Я невольно потянулась вниз, чтобы взять ее на руки, но она захныкала и прижалась к полу. Она сжала кулачки и горько заплакала. Я убрала руки. Мама готовила ужин, скороварка свистела, папа в гостиной читал вслух стихи. И без того уже о доме было слишком шумно.

Рожденная в мире полуслов и орущих радиоприемников, венгерских песен и нескончаемых мелодрам, Холли уходила в подполье, когда наша чертова динамичная семья слишком уж расходилась. Холли рано научилась нас прогонять или, по крайней мере, затыкать хоть ненадолго.

А я? Я родилась между старым и новым миром, через пять месяцев после того, как мои родители приехали в эту страну, и мне понадобилось двадцать два года, чтобы понять, как научиться контролировать шум, как урвать себе хоть чуть-чуть покоя и тишины, да и сейчас не очень-то мне покойно.

Глава 2

Когда Жизель в прошлом году приезжала домой на рождественские каникулы, я заметила: что-то происходит.
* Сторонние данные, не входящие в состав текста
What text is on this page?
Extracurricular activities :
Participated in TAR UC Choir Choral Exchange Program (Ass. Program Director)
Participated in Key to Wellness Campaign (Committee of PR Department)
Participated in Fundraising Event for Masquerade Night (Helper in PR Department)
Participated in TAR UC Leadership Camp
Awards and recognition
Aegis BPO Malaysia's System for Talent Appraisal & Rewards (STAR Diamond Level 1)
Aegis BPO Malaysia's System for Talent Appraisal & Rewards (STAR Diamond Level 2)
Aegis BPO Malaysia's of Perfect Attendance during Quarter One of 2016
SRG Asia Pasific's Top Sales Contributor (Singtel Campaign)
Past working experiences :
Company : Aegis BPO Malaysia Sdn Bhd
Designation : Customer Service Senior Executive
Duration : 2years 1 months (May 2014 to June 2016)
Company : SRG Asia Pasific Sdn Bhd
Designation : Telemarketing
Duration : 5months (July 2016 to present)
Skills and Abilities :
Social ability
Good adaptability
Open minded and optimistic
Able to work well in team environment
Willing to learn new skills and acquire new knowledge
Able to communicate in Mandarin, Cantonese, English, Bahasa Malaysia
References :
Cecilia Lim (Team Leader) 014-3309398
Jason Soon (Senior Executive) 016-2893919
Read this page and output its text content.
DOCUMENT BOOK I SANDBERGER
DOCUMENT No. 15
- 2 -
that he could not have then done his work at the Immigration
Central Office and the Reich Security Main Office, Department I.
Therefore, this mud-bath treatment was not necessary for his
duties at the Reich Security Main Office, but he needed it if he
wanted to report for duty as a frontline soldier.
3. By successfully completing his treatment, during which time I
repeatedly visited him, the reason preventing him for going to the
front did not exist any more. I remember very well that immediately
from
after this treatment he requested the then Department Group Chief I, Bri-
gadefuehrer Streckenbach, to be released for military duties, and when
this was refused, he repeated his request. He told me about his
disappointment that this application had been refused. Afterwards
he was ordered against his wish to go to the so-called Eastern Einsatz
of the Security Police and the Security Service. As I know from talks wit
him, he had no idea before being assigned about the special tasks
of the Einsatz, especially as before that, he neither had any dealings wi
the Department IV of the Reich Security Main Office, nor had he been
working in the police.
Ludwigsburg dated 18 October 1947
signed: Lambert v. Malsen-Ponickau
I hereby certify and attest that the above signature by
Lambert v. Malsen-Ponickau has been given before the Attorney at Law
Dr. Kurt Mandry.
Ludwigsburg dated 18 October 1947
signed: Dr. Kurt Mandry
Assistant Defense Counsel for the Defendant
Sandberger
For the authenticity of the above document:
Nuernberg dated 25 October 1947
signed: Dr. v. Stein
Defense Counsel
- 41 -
Я видела, как ее глаза бегают по тарелкам во время обеда, подсчитывают, планируют, как отделаться от еды. У нее было несколько хитростей. Чаще всего она съедала пару кусочком с тарелки, а все остальное выкидывала в мусорное ведро, когда, как она думала, никто не видит. Но ей пришлось этим заниматься не слишком долго, потому что я заметила и сказала маме.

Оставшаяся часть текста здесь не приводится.